In Active Directory you can define sites. A site can be described as an part of the network that has an slow or dial-up connection to the rest of the network. So this is typically used to seperate geograpic locations. To setup a site, you might want to setup an bridge-end server on each site, with an DC, DNS and several other services (DHCP) running. A nice thing to know is that a site definition is independent of the domains.

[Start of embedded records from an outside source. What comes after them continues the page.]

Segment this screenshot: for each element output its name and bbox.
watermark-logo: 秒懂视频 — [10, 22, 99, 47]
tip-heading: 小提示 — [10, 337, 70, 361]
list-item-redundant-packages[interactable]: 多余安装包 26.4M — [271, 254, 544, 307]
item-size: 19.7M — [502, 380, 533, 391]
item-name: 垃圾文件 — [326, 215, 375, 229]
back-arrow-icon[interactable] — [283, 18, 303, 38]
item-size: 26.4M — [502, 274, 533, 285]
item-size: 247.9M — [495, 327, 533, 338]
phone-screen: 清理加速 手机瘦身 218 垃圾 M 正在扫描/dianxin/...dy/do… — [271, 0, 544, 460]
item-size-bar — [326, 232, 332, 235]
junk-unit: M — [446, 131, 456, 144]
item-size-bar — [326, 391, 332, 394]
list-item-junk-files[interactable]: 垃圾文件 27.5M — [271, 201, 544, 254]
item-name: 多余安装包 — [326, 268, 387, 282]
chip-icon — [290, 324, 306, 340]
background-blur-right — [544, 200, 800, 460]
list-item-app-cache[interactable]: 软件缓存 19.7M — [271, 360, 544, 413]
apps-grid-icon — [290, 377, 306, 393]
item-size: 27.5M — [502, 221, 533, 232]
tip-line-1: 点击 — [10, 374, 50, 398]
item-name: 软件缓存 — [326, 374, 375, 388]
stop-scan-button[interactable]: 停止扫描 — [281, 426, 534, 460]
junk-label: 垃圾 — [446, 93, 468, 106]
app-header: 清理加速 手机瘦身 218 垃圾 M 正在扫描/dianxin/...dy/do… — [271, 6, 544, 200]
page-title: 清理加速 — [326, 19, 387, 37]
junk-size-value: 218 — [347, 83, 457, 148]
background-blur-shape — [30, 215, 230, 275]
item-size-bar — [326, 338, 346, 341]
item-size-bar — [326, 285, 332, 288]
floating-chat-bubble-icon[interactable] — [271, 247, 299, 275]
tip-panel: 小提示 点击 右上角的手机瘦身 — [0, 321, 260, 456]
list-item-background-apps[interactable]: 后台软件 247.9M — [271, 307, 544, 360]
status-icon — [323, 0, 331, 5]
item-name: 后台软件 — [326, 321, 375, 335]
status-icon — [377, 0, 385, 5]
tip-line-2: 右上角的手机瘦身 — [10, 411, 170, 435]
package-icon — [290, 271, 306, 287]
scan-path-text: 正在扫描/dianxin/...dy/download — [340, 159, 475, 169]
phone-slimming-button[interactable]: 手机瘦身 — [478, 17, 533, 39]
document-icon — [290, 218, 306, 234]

It is valid for the entire forest. And when you run an Windows 2003 forrest, Microsoft has made it quite easy for you because a single DC can serve multiple domains. So you can run for example 5 seperate domains and have them available on every location even when you have only one DC per location.
You can set site-boudaries and those are typically bound by IP-subnets. When an workstation boots, it will request an IP-address and will probably get the IP-adresses of the DNS servers as well. From this moment, each workstation can find an DC by looking them up in the DNS server. And once the DC is known, the workstation is able to lookup it's own physical location.
So, now you know that AD Sites and Services are closely related to the physical infrastructure. And that services (DHCP, DNS, AD) are provided locally by one or more servers. However, keep in mind that the bridge-end server is the DC that does the (scheduled) replicating with the master-DC('s).
Another nice feature from AD Sites and Services is that you can setup the network so that every floor in the building has it's own subnet. You connect an AD-site to each subnet and if you give the site an meaningfull name, you can have your employees search for the printers that reside on their own floor or on an peticular location.
Okay, so far for Sites and Services... let's go to the domains.
I would use only one domain as you don't have to worry about the Sites anymore (AD takes care of this). Furthermore you can put the servers in another OU than the workstations so that they get other policies, don't get typical workstation-software installed etc. And, servers usually don't allow domain-users to logon locally or thru remote desktop (the latter with exception of Terminal Servers of course).
The only reason I can think of to keep two domains, is if you have two seperate groups of users, each with their own organisational structure, their own servers and so on. But if you have most of the servers shared between the two groups, you might as well create one domain and two OU's. Then assign permissions to the OU's so that members of Group A cannot acces the dedicated Group B servers and vice versa.
I hope you've got enough information right now, if not, feel free to ask!